By offering banking services, USPS is choosing to use public power to make a real difference in many Americans’ lives, rather than leave us to compete against each other in private markets. The Federal Deposit Insurance Corporation (FDIC) estimates that 7 million U.S. households do not currently have a bank account and another 20 million are underbanked, meaning they have a bank account but rely on payday loans, check cashing services and other alternatives. Payday lending is notoriously predatory, with rates as high as 589 percent—and the industry often targets Black and Latino communities. While the new program’s check cashing fee — a flat $5.95 — is higher than it should be, it’s lower than what some private companies charge, which can add up to $15 or more.

This approach is not exactly new — USPS actually offered postal banking from 1911 to 1967. During this period, the program provided a stable alternative to private banks, first for immigrants, then for white farmers during the Great Depression, and then the wealthy in the 1940s, as they sought reasonable returns in the era’s low-interest economy. It was ended in an effort by the Lyndon B. Johnson administration to streamline the government.

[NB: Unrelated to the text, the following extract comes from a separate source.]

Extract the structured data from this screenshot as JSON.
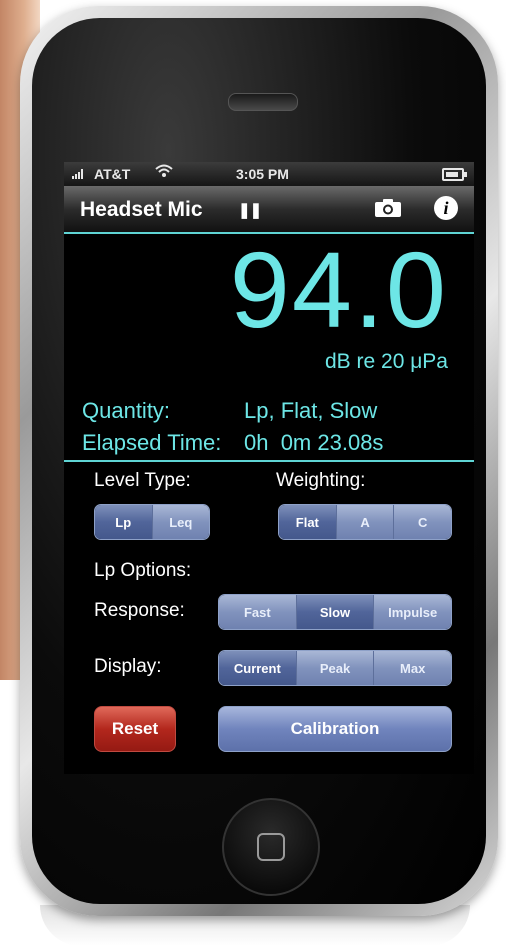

Today, more than 90 percent of post offices worldwide offer financial services, making the U.S. a global outlier. Recent polling shows that a strong majority of Democrats and Republicans support postal banking. California Gov. Gavin Newsom just signed a bill to study a state-level public option for banking services such as debit cards.

We need to demand an expansion of these pilot programs to thousands of post offices nationwide, both in cities and rural areas. A full 69 percent of census tracts with a post office location — representing 60 million people — do not have a community bank branch. The people who live in these areas either go unbanked or rely on large Wall Street banks inclined to predatory tactics, like pushing credit cards, charging high fees and even opening accounts without consumers’ knowledge.

And we need to fire back when the big banks and their ideological allies trot out age-old — and inaccurate — critiques of postal banking. Ross Marchand of the right-wing Taxpayers Protection Alliance reacted to the news in the American Banker by claiming: “Lawmakers need to confront a government run amok instead of calling for federal banking.” Marchand claimed that “plenty of companies” offer no-fee bank accounts with no minimum deposit requirements. But if that’s really the case, then why do one in four U.S. households go unbanked or underbanked?

The truth is that the predatory lending industry targets vulnerable Americans, particularly people of color. Black people, for example, are about twice as likely than whites to live a mile from a high-interest, short-term lender such as a pawn shop or payday lender.

Right-wing forces are opposed to postal banking because it threatens what is a multi-billion-dollar industry with an interest in keeping poor and working Americans locked in cycles of debt just to afford rent and groceries. For example, the Trump administration ended an Obama-era rule that forced payday lenders to make sure that borrowers can repay their loan when it comes due.

The post office’s new program is a welcome start after years of pushing by postal workers, community groups, and public officials, like Sen. Bernie Sanders (I‑Vt.) and Rep. Alexandria Ocasio-Cortez (D‑N.Y.), who introduced postal banking legislation in 2019. It might seem radical, but that’s only because Wall Street cronies and right-wing critics want us to think it is. But postal banking is actually as American as apple pie — a public good that’s paid for by all of us, that serves all of us, and doesn’t leave anyone behind.